LA ILUSIÓN DE LA EXCEPCIONALIDAD: UN LLAMADO A LA REESTRUCTURACIÓN ESTRUCTURAL E INTELIGENTE DEL ESTADO
El Ecuador atraviesa una de las crisis de seguridad jurídica y material más profundas de su historia contemporánea. Desde el inicio de la actual administración en noviembre de 2023, el país ha habitado en un régimen de excepcionalidad casi permanente. La declaratoria de un "Conflicto Armado Interno" y la consecuente cadena de estados de excepción han pretendido erradicar con decretos de emergencia un fenómeno de violencia delictiva que, lejos de ser coyuntural, es profundamente estructural. A las puertas de un nuevo estado de excepción en diversas provincias del litoral y la sierra, la persistencia de las muertes violentas y la extorsión evidencian que el modelo actual ha agotado su rendimiento político y jurídico.
Metodológicamente, abordar esta crisis exige deponer la retórica de la confrontación interinstitucional y examinar el diseño del Estado a la luz del derecho constitucional y la teoría de la seguridad nacional. Un análisis riguroso de la situación actual arroja tres conclusiones fundamentales:
La normalización del estado de excepción desnaturaliza el orden constitucional. El espíritu de los artículos 164 al 166 de la Constitución de la República del Ecuador define a la excepcionalidad como una herramienta de temporalidad estricta y de última ratio. Su uso crónico subvierte la regla general, erosiona la seguridad jurídica y acostumbra a las instituciones ordinarias a depender de la suspensión de garantías ciudadanas para operar mínimamente. La delincuencia organizada transnacional no es un desastre natural ni una crisis médica; es un enemigo permanente que debe ser combatido con leyes e instituciones de igual permanencia.
- El linchamiento mediático a la Función Judicial es una estrategia distractora. Culpar exclusivamente a la "puerta giratoria" de las cortes de la liberación de delincuentes confunde la eficacia policial con el debido proceso. Un juez constitucionalmente responsable no puede dictar prisión si la detención civil o policial incumple las formalidades de la flagrancia, carece de una investigación fiscal técnicamente sólida o vulnera los derechos fundamentales del procesado. Traspasar la culpa de la inseguridad a los magistrados debilita la independencia judicial y desvía la atención de las taras operativas del propio Poder Ejecutivo.
- La militarización urbana desgasta el talento humano sin cortar la logística criminal. Mantener de forma indefinida a las Fuerzas Armadas en tareas de patrullaje callejero desnaturaliza su doctrina militar de fuerza letal y desguarnece las fronteras terrestres, fluviales y marítimas. Mientras los soldados revisan vehículos en los cascos urbanos, las aduanas, los puertos comerciales y el espacio aéreo sufren vacíos de control crítico que facilitan el flujo de precursores químicos, armas y narcóticos.
Ante este panorama, este espacio editorial formula un llamado urgente y enérgico al Gobierno Nacional para que abandone el analgésico de los decretos de emergencia y asuma el diseño de una política de seguridad estructural, técnica y constitucionalmente blindada. Fortalecer el Estado de derecho demanda ejecutar de manera inmediata tres acciones metodológicas:
Primero, regresar a las instituciones uniformadas a su misión y visión de origen. Es imperativo devolver a las Fuerzas Armadas al control absoluto y tecnificado de las fronteras nacionales para asfixiar las economías ilegales desde su ingreso al territorio. En paralelo, se debe sanear, equipar y redesplegar a la Policía Nacional en su rol civil fundamental: el patrullaje preventivo y la consolidación de las Unidades de Policía Comunitaria (UPC). La seguridad sostenible nace de recuperar la confianza del barrio, no de patrullar con tanquetas en zonas residenciales.

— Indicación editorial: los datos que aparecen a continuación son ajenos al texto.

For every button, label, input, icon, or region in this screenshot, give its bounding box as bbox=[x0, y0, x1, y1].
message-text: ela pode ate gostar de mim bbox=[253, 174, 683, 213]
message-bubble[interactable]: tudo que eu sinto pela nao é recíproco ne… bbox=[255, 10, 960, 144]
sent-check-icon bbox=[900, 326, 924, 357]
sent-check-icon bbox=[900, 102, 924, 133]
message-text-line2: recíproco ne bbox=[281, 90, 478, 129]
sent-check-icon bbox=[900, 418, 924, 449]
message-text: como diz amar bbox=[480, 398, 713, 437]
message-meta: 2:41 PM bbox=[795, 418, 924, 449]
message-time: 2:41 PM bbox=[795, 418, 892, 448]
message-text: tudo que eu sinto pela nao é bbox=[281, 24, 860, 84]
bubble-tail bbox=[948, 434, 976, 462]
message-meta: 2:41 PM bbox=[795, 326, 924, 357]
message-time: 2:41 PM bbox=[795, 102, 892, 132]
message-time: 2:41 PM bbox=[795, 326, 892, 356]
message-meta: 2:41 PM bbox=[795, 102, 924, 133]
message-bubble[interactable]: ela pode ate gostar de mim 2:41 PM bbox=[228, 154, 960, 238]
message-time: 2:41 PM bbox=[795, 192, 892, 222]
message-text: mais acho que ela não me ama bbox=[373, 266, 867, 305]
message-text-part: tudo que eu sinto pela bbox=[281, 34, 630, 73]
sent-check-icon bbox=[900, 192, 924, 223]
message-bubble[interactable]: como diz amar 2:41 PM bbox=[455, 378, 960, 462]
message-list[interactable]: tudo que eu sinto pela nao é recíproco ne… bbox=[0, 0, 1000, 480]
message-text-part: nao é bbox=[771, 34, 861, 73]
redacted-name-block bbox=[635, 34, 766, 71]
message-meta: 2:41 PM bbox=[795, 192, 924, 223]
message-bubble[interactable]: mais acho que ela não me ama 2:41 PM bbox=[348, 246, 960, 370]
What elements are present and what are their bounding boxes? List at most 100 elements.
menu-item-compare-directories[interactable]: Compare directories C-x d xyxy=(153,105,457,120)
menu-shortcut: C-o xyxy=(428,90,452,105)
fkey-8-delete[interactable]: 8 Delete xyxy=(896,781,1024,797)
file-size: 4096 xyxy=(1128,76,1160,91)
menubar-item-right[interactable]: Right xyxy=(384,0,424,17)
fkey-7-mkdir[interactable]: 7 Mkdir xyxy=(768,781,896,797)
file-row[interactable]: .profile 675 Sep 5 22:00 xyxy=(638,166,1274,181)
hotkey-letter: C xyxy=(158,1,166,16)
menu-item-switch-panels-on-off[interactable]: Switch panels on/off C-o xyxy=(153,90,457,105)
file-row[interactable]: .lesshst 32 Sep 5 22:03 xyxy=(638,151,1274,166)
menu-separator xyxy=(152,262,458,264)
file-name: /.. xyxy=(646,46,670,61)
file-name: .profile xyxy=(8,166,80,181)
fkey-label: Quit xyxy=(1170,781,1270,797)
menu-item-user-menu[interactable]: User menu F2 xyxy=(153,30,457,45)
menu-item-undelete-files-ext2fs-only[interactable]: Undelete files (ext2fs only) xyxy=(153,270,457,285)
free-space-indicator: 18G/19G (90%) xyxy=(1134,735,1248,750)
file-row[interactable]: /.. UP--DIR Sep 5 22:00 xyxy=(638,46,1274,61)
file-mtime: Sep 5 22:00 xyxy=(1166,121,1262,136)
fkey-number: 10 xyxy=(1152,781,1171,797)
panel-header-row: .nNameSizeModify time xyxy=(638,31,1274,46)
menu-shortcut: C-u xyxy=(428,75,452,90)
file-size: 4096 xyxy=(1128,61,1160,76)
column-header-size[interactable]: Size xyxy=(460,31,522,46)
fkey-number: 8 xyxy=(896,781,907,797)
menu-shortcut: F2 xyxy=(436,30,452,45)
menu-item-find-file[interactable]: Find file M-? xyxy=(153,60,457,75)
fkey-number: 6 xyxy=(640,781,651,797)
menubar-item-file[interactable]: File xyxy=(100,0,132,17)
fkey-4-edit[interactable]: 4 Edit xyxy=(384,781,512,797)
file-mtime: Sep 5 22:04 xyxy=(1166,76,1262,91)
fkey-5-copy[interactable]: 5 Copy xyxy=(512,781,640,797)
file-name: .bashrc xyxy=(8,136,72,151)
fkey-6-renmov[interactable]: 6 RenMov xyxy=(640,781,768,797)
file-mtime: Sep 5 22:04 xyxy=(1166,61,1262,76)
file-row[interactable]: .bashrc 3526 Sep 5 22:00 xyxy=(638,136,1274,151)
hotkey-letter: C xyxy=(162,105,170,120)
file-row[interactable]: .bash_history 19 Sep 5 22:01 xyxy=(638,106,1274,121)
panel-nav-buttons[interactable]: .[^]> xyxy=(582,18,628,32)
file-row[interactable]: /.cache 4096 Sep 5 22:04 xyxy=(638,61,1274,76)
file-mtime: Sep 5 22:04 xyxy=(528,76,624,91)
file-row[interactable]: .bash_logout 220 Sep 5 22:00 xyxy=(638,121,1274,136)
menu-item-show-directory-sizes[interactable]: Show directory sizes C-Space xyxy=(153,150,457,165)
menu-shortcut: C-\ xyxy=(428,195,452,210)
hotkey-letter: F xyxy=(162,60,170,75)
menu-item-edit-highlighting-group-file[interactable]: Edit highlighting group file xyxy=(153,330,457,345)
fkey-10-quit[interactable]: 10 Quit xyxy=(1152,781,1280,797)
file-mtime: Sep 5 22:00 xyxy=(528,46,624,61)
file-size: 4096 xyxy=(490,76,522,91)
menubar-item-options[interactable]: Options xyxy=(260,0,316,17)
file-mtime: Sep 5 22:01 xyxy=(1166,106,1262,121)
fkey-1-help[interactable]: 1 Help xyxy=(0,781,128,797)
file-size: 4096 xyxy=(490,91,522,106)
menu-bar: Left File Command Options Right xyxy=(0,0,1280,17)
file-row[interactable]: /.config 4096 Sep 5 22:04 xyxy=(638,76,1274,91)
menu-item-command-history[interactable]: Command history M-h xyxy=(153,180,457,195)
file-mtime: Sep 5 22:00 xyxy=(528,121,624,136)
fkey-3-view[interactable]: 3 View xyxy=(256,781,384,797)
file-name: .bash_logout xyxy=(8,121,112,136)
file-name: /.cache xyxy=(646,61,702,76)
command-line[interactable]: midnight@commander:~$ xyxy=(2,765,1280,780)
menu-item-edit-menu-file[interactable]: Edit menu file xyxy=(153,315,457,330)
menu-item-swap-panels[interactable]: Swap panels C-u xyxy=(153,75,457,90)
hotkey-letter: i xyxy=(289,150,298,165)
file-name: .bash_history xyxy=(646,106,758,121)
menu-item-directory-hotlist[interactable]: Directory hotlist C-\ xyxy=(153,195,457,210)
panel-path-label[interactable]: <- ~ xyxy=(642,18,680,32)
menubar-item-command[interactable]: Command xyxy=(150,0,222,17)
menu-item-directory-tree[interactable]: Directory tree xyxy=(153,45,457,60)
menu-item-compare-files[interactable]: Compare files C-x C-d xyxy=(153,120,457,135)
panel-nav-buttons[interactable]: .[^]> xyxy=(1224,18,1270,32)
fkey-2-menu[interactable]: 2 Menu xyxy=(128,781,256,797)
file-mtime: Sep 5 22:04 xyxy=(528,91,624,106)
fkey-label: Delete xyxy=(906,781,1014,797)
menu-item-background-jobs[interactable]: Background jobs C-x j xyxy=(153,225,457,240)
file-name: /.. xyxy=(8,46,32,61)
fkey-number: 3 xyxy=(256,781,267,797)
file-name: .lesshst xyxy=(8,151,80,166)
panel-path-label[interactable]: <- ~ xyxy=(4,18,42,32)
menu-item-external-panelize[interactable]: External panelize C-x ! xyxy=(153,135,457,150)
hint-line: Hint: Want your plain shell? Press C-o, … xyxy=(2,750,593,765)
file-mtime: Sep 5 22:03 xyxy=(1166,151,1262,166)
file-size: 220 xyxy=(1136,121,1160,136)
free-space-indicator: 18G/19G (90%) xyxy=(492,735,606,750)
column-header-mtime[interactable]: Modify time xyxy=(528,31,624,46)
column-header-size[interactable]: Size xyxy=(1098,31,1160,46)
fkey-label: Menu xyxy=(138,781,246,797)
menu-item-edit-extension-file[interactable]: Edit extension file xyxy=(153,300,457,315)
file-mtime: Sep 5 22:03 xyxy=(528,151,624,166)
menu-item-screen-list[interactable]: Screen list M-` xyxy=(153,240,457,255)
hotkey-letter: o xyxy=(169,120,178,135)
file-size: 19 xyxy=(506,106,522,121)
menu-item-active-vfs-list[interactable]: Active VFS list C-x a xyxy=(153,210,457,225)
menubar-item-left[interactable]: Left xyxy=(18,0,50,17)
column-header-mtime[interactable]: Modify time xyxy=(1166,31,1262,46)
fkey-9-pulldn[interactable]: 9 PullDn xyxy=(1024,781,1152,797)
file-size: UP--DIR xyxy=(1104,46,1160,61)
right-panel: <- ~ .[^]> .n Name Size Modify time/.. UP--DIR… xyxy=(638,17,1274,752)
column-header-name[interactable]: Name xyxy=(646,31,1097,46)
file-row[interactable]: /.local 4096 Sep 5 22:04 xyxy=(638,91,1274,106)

Segundo, reestructurar por completo el Sistema de Inteligencia Estratégica. El crimen organizado no se destruye multiplicando el número de uniformados en las esquinas, sino desmantelando su estructura financiera y logística. El Gobierno debe dotar de recursos técnicos, tecnológicos y presupuestarios blindados a los servicios de inteligencia para anticipar el delito, limpiar las cortes e instituciones infiltradas y proveer a la Fiscalía General de pruebas técnicas irrefutables que impidan a cualquier juez la liberación de un cabecilla criminal.
El artículo 3 de nuestra Carta Magna establece que garantizar la seguridad integral y una cultura de paz es un deber primordial del Estado. Para cumplir este mandato, el Ejecutivo no necesita suspender la Constitución a través de constantes excepciones; necesita aplicarla con rigurosidad institucional, planeación estratégica y profunda seriedad técnica. La paz no llegará por medio de un decreto temporal; se construirá el día en que la inteligencia del Estado supere la astucia del crimen.